What to see and do in Perugia
Discover the city on foot
Walking in Perugia is a delight, although you may find yourself out of breath. In the oldest parts, densely packed and half-covered with arches and passageways, Perugia often seems like one big building. Its difficult topography has been mastered with some cleverness with elevators or escalators to carry you from one part to another. These tend to be on the edges of town, where parks have been strung along the cliffs to take advantage of unusable land.

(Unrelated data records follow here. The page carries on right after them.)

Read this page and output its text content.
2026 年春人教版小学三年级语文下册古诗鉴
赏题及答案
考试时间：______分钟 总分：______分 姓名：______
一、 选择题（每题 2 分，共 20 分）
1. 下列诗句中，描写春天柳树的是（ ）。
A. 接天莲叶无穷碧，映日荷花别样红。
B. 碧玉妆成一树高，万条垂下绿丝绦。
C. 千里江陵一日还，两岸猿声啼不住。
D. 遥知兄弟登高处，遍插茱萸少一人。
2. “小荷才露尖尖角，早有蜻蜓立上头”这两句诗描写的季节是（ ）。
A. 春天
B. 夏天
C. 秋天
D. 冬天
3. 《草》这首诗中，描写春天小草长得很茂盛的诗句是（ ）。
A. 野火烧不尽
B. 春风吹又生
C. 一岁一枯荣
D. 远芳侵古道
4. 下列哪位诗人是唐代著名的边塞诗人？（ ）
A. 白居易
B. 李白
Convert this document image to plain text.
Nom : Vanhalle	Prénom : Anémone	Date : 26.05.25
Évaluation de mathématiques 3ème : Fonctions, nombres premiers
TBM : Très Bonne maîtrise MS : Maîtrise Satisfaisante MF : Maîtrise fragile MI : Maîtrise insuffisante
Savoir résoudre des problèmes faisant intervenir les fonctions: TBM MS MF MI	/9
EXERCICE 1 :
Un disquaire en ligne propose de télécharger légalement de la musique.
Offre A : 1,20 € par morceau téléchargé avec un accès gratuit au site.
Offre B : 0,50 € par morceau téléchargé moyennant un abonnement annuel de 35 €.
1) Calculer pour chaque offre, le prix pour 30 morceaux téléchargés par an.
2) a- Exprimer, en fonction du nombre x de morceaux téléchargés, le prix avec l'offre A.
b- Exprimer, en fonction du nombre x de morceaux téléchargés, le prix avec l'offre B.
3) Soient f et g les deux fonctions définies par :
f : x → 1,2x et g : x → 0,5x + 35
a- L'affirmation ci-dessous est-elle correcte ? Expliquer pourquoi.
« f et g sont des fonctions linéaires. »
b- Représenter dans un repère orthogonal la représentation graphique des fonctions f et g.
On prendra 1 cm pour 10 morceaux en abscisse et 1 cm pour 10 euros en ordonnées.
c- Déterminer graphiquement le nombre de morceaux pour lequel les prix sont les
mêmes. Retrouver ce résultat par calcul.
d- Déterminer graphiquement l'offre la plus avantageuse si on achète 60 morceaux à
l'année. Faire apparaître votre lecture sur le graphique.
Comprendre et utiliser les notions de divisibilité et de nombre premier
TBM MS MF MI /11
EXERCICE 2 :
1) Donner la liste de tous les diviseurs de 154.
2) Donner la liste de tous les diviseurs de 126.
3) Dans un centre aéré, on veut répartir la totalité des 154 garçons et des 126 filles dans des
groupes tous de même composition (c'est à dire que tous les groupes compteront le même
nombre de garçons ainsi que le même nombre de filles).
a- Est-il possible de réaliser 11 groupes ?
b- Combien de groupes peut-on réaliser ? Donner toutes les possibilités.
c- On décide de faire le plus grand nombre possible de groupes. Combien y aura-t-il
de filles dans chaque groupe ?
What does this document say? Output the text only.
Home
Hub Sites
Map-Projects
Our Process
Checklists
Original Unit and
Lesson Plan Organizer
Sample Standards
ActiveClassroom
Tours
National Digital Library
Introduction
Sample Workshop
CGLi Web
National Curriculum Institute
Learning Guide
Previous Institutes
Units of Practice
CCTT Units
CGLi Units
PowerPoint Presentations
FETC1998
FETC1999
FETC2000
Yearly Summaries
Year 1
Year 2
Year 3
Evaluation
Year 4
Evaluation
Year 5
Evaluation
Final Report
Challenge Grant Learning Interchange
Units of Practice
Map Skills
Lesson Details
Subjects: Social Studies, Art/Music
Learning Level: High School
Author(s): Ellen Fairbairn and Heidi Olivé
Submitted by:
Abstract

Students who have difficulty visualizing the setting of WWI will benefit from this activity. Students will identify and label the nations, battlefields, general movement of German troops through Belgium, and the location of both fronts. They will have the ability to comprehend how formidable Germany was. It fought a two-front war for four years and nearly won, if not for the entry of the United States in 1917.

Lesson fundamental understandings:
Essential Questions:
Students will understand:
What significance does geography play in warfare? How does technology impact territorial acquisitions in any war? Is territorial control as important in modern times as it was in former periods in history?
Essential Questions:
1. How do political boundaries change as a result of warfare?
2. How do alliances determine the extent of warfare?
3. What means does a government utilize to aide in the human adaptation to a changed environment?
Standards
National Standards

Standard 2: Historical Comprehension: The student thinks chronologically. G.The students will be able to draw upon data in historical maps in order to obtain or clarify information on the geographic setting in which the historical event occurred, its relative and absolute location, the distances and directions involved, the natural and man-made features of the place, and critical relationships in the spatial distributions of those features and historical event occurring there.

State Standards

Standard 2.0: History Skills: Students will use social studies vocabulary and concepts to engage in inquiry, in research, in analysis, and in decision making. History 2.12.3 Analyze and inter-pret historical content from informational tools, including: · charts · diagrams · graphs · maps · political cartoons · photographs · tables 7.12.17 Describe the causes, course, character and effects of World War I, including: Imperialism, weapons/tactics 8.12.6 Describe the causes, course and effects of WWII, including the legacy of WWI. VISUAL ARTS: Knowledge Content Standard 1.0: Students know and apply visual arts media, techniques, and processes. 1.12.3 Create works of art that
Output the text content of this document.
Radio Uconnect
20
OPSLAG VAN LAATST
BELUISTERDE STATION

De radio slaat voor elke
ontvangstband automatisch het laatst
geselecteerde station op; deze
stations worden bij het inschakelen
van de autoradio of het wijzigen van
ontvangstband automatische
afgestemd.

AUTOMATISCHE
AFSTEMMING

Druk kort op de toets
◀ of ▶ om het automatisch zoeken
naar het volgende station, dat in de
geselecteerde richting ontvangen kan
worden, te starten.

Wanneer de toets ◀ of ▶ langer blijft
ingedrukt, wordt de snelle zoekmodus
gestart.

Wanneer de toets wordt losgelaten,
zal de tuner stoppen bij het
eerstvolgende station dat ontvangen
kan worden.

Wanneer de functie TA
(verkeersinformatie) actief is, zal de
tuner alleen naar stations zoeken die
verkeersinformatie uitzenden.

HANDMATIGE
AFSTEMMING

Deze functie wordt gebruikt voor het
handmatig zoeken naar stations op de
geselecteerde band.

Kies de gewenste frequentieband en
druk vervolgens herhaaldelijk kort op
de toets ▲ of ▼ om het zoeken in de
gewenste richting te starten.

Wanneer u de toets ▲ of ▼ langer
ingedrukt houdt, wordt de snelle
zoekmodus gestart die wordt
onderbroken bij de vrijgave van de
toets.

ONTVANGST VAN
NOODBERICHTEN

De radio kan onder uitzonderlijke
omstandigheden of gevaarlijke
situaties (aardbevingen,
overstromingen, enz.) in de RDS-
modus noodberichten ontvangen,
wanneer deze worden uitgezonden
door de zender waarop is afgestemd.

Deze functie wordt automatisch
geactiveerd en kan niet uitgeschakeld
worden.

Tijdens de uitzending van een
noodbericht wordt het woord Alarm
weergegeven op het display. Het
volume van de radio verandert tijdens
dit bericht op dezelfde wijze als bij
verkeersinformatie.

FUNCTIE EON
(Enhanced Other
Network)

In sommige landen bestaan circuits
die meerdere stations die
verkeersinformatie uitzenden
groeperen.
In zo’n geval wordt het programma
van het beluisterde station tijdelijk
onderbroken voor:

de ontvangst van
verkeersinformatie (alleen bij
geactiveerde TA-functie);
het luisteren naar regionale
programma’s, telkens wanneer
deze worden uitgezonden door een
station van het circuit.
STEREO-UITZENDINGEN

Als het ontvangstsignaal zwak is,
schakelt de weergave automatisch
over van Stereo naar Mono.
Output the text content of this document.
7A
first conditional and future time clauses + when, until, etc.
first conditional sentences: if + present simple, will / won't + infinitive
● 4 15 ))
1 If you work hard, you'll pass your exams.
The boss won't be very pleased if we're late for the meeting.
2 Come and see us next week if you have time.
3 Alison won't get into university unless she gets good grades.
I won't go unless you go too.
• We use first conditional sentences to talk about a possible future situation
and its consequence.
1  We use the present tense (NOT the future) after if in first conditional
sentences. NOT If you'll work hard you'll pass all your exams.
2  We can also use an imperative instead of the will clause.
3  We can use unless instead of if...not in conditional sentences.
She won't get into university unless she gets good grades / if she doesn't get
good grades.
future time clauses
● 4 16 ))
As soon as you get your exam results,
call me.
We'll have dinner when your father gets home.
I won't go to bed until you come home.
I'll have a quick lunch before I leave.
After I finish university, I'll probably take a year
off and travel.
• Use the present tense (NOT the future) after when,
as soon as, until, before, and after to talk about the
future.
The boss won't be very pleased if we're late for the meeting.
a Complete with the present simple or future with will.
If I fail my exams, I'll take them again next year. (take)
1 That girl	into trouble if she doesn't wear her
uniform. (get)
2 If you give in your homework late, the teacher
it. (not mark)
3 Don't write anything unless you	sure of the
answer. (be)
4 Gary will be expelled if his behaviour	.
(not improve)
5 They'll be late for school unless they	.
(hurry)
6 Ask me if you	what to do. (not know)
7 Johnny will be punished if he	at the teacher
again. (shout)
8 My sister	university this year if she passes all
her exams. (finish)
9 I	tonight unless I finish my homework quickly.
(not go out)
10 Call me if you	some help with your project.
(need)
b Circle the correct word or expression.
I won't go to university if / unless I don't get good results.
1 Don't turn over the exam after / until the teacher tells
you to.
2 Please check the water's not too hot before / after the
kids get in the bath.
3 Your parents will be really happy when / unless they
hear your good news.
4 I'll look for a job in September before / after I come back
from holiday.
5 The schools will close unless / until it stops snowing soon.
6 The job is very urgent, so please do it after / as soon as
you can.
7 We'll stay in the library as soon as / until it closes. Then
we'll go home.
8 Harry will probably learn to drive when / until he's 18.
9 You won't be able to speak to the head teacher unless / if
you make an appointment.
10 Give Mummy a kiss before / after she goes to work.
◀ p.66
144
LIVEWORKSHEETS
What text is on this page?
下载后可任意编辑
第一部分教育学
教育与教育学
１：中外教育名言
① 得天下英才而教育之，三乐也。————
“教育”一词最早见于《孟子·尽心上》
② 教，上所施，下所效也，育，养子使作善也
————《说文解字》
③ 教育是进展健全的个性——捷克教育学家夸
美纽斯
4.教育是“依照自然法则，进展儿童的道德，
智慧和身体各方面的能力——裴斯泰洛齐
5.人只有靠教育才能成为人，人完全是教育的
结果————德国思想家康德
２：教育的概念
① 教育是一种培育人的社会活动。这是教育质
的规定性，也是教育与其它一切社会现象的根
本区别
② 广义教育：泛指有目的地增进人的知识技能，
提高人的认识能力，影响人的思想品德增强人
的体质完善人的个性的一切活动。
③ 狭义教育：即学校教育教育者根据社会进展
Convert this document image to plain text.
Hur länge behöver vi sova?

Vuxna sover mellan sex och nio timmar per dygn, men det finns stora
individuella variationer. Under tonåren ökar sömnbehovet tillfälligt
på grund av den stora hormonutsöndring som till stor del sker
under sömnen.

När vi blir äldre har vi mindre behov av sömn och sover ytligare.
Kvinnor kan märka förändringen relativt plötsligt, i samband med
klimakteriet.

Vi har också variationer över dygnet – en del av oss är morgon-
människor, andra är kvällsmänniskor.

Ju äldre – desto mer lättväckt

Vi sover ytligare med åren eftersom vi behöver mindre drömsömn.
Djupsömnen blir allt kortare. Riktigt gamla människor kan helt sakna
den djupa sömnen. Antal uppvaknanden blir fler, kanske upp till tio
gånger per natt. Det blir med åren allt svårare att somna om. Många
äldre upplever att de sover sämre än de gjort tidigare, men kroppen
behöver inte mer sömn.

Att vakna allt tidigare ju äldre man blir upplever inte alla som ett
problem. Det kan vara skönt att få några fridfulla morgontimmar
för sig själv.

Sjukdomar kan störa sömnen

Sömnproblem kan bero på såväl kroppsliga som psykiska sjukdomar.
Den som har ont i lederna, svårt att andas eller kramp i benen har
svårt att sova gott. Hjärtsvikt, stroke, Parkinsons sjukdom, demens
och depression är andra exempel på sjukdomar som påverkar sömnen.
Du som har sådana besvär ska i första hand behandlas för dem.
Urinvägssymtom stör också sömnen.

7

Enjoy the street names: Via Curiosa (Curious St), Via Perduta (Lost St), Via Piacevole (Pleasant St), Via Pericolosa (Dangerous St), among many others. And look for details – carved symbols and coats of arms. One local peculiarity is the narrow Porta del Morte, ‘Death’s Door’, used only to carry out the dead, and bricked up the rest of the time – where death has once passed, the superstition went, he might pass again. In some houses these doors were the only access to the upper floors, with ladders inside that could be pulled up in emergencies.
Piazza IV Novembre
Magnificent, time-worn Piazza IV Novembre, once the setting for countless riots and street battles, remains the heart and soul of Perugia. As in many Umbrian cities, the old town hall, symbol of the comune, entirely upstages the cathedral, but here, the two stare at each other over Italy’s most beautiful medieval fountain, the 25-sided polygonal pink and white Fontana Maggiore, designed in the 1270s by Fra Bevignate.
The occasion was the construction of Perugia’s first aqueduct since Roman times, and the Priors commissioned the top chisel-masters of the day, Nicola Pisano and his son Giovanni to sculpt the 48 double relief-panels around the lower basin. The more you look, the more you realise the subtlety and dynamism of Fra Bevignate’s design, particularly the way in which the panels of the lower basin are never congruent, but pull the eye along.
Perugia hosts several major events, starting with Italy’s most important Jazz Festival in July, with such alumni as the late Stan Getz and Wynton Marsalis. In mid-June, Perugia 1416 celebrates the Battle of Sant’Egidio with processions, competitions between the rioni and other events. Late June is time for the Trasimeno Music Festival, founded by Canadian pianist Angela Hewitt, followed in July and August by the Trasimeno Blues Festival.
The summer Music Fest Perugia features classical music in the churches, and the Destate La Notte ‘Wake Up the Night’ runs from July through September, with late-night events of all kinds. Perugia Musica Classica sponsors September’s wonderful Sagra Musicale Umbra in historic locations around the region and concerts all winter long. Thousands join in October’s Marcia della Pace (second Sunday in October), the peace march to Assisi held every year since 1963. Eurochocolate, the massive chocolate festival, follows, and then in the first week of November it’s the Fiera dei Morti in Pian di Massiano – the oldest-surviving fair in Central Italy.
Getting to Perugia
Perugia’s train stations are both some distance from the centre. The main Trenitalia station at Fontivegge is linked by buses R or TS from Piazza Italia, or the MiniMetrò. Trains go direct to Assisi (26km; 25mins), Spoleto (47km; 70mins), Foligno and Terni on the way to Rome (3hrs), while the route to Ancona (3hrs) is via Foligno; for Florence, change at Terontola; from Rome or Orvieto, change at Chiusi.